Eugenio MONTALE (1896-1981)
Fernand Braudel nació en 1902 en Lumeville-en-Ornois, un poblado de la norteña región montañosa de Francia. Hijo de un maestro, Fernand viajó a París donde obtuvo su título en letras (en 1923) en la Universidad de la Sorbonne. Aunque procuraba ganar una plaza de maestro en su ciudad natal, “la burocracia central” decidió enviarlo a Argelia. Y este hubo de ser su primer contacto con el mar Mediterráneo: el Mare Nostrum, génesis repentino de su obra magna.
Al pasar del norte de Francia a la costa de África se enamoró “apasionadamente del Mediterráneo”. La efusión por los viajes nacida en Braudel tras su estadía en Argelia (donde pasó tres años enseñando en la Universidad de Sao Paolo) representó un cambio de vida, al desprenderlo del ámbito geográfico de sus ancestros, campesinos de la región de Lorraine.
Advenía entonces la pregunta: ¿vivían una coyuntura similar los habitantes del Mediterráneo, quienes día a día realizaban viajes prolongados para mercadear sus productos? Las circunstancias, parecía evidente, obligaban a desplazamientos incesantes y a una interrelación sin tregua con los demás núcleos costeros de este Mar íntimo. Con la idea de ahondar en esta conjetura, Braudel apeló a estudiosos que sorteaban enigmas y respuestas en torno al vínculo entre el humano y el espacio aledaño.

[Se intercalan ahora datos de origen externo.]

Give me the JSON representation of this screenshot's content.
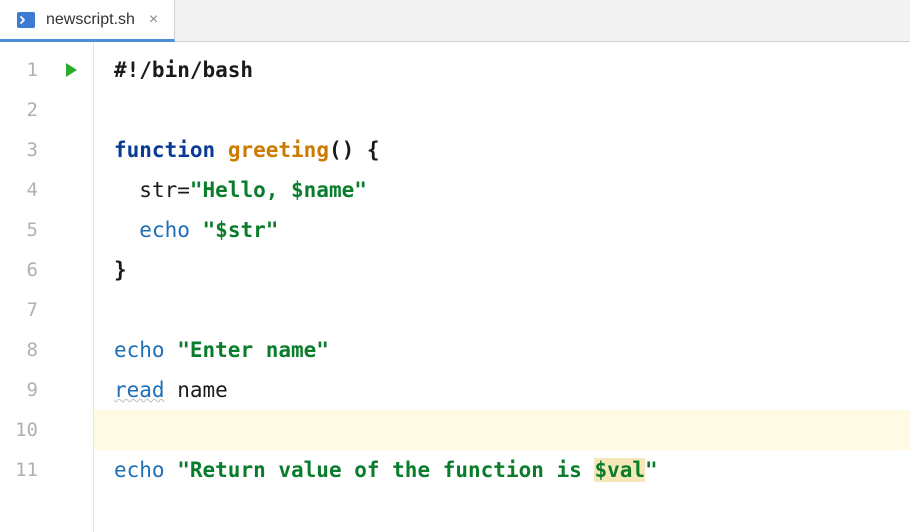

El pensador alemán Friedrich Ratzel, tal es el caso, proyectó desde finales del siglo XIX (en sus obras Antropogeografía y Geografía Política) una visión totalizadora que advertía en el hombre propensiones a formar sociedades y a inspirar sus estructuras políticas según las particularidades del medio circundante. Un maestro de Braudel, Paul Vidal de la Blache, impugnó la idea de que aquella suerte de Ecología Política, propuesta por Ratzel, capitaneara el establecimiento de las sociedades humanas. E invirtió el concepto: al decir que eran las relaciones entre los hombres el elemento que de forma invariable afectaba la geografía, encajaba una referencia contrapuesta: Geografía Humana en lugar de Ecología Política.
Braudel, conocedor de las propuestas de Ratzel y de Vidal de la Blache, retomó la importancia que la situación geográfica y ambiental ejercía sobre las formaciones políticas, pero consideró siempre que en el desarrollo histórico las relaciones humanas configuran una geografía muy particular. Con esta orientación, Braudel definió un híbrido: la Geohistoria, cifrada en “el estudio de las relaciones económicas, culturales y de intercambio que los hombres emprenden —trazando rutas, forjando alianzas— en un espacio geográfico a través de una duración muy larga”.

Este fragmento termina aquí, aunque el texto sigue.